In the same letter to Fantin-Latour Whistler described how, while at work on this painting, he was swept out to sea and nearly drowned, but saved by one of his models, 'mon modèle à la chemise rouge'; he described it vividly to Fantin:

'[J]e me suis presque noyé l'autre jour! ... Je fus emporté par un courant feroce, qui m'entrainait dans ces brisants ... et si il n'avait pas été pour mon modele à la chemise rouge, je laisait la toile inachevée ... Je cris ... je disparais trois quatre fois - enfin on comprend! ... "le baigneur", (mon modele) entend appeler, arrive au galop, saute dans la mer comme un "terre neuve," parvient a m'attraper une patte, et les deux me retirent!' 10
Translation: 'I nearly drowned the other day! ... I was carried off by a strong current that dragged me into the breakers ... and if it hadn't been for my model in the red shirt, I would have left the painting unfinished ... I cried out ... I disappeared three or four times. Finally someone understood! ... The "bather" (my model) heard the call, came at a gallop, and jumped into the sea like a Newfoundland, managed to grab me by the "paw" and the two pulled me out!'

In 1862 a man wrote to Whistler from Bordeaux, thanking him for his kindness ('la bienveillance que vous voulez bien me montrer.') This letter was annotated (not very legibly) by Beatrice Philip (Mrs E. W. Godwin, Mrs J. McN. Whistler) (1857-1896): 'Letter from Baptiste Fagonde, the man who saved Jimmie's life at 1862?' 11 Unfortunately the model has not been identified. It is possible that Whistler had hoped to re-hire Baptiste as a model in the following year.

Comments

In his letter to Fantin-Latour, cited above, Whistler cited 'Hook' as a painter of highly finished marine subjects executed in the studio. 12 James Clarke Hook (1819-1907) was a successful marine painter, elected RA in 1860. His oil paintings had the required amount of 'finish' demanded by the critics. Although he painted some pure seascapes his subjects usually had a strong 'genre' interest reflected in titles like O well for the sailor lad, That he sings in his boat in the bay, exhibited in the Royal Academy in 1860 (cat. no. 408). It is probable that Whistler, in spite of his taunts, regarded Hook as a rival, and was also to some degree influenced by him. In 1859 Whistler and Fantin-Latour could have seen Hook's 'Luff; Boy' (Private collection) at the RA, and the composition, dominated by the foreground figures, may have influenced the composition of Wapping [YMSM 035].

Notes:

1: Note on letter to H. Faraday, 12 March 1881, GUW #13354.
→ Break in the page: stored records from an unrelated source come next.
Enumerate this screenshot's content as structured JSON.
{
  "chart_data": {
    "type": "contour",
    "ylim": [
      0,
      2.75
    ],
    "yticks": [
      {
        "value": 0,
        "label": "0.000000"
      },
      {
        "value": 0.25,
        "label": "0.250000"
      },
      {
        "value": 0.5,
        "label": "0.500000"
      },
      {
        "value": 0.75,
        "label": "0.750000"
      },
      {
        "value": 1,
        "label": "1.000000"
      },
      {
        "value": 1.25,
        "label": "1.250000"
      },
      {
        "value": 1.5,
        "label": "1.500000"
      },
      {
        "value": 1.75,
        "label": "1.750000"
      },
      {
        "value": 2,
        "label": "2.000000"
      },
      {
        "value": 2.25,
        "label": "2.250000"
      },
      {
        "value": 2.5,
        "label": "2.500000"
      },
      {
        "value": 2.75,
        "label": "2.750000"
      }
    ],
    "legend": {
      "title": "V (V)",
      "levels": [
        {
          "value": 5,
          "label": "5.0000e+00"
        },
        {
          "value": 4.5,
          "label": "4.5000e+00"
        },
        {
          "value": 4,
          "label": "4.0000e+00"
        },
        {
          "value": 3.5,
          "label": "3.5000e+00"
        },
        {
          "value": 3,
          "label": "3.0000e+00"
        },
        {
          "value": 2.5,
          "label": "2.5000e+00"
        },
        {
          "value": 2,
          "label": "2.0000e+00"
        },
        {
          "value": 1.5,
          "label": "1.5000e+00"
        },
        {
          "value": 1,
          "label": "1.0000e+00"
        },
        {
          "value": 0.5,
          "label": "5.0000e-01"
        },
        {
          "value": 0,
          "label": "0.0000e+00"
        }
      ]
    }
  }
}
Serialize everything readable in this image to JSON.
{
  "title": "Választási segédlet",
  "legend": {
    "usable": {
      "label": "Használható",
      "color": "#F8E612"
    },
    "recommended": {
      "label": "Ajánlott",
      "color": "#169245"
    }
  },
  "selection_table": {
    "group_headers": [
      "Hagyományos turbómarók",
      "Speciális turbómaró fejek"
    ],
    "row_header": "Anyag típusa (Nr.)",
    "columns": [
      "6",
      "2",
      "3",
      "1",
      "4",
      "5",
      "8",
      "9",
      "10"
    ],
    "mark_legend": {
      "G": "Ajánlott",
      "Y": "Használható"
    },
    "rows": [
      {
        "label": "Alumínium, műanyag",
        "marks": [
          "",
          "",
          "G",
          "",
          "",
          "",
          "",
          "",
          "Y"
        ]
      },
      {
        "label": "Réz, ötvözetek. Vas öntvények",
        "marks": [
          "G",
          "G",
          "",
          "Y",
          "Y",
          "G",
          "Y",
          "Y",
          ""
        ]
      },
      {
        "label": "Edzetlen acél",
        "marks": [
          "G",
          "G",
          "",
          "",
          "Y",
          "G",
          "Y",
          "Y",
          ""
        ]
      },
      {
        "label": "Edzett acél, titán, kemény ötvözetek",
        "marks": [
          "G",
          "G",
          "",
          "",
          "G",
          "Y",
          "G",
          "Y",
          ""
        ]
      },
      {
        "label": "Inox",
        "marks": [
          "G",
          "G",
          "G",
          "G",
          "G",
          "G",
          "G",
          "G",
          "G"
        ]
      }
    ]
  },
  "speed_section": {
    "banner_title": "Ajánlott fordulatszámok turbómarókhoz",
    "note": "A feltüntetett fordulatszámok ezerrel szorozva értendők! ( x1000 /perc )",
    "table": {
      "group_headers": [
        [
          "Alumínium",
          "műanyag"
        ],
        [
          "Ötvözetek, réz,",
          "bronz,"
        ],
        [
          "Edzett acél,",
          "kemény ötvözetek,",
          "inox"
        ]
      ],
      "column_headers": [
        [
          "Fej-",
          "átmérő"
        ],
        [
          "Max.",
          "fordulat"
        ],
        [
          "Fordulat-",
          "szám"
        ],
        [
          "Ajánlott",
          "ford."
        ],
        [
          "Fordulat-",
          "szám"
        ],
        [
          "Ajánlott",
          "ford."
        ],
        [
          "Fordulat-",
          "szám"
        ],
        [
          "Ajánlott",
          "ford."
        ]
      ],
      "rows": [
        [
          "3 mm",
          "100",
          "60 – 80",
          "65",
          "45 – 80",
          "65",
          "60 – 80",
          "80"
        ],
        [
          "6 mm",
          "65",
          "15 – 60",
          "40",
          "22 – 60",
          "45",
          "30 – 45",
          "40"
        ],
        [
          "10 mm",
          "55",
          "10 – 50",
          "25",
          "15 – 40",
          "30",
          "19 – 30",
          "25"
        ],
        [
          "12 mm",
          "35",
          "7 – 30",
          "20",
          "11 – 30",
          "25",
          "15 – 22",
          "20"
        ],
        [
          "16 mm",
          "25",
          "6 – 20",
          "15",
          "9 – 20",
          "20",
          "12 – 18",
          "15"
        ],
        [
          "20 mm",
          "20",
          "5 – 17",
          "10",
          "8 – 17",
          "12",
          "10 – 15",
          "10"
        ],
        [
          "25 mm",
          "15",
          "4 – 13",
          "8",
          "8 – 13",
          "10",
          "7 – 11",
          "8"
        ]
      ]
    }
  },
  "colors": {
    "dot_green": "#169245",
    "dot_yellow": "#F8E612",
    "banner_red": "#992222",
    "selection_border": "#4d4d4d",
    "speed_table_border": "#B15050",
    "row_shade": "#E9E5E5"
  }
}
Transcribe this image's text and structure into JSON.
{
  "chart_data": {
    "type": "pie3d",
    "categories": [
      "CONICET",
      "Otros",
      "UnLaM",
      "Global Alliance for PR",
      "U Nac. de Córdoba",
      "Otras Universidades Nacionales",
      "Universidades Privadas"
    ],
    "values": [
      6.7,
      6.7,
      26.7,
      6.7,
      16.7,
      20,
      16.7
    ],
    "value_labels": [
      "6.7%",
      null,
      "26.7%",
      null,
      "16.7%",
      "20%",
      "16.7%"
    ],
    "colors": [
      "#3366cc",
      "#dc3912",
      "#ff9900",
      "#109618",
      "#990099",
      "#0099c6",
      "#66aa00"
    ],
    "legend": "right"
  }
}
2: Whistler to D. C. Thomson, 9 February 1892, GUW #05683.

3: B. Whistler to D. C. Thomson, [22 October / November 1892], GUW #09703.

4: Nocturnes, Marines & Chevalet Pieces, Goupil Gallery, London, 1892 (cat. no. 21).

5: Twentieth Annual Exhibition of the Society of American Artists at the Galleries of the American Fine Arts Society, New York, 1898 (cat. no. 285); also Oil Paintings, Water Colors, Pastels and Drawings: Memorial Exhibition of the Works of Mr. J. McNeill Whistler, Copley Society, Boston, 1904 (cat. no. 54).

6: Memorial Exhibition of the Works of the late James McNeill Whistler, First President of The International Society of Sculptors, Painters and Gravers, New Gallery, Regent Street, London, 1905 (cat. no. 29) in ordinary and deluxe edition respectively.

7: YMSM 1980 [more] (cat. no. 41).

8: [1/5 October 1862], GUW #07951.

9: Whistler to Fantin-Latour, [1/5 October 1862], GUW #07951.

10: Ibid.

11: 28 December 1862, GUW #02398.

12: [14/21 October 1862], GUW #08028.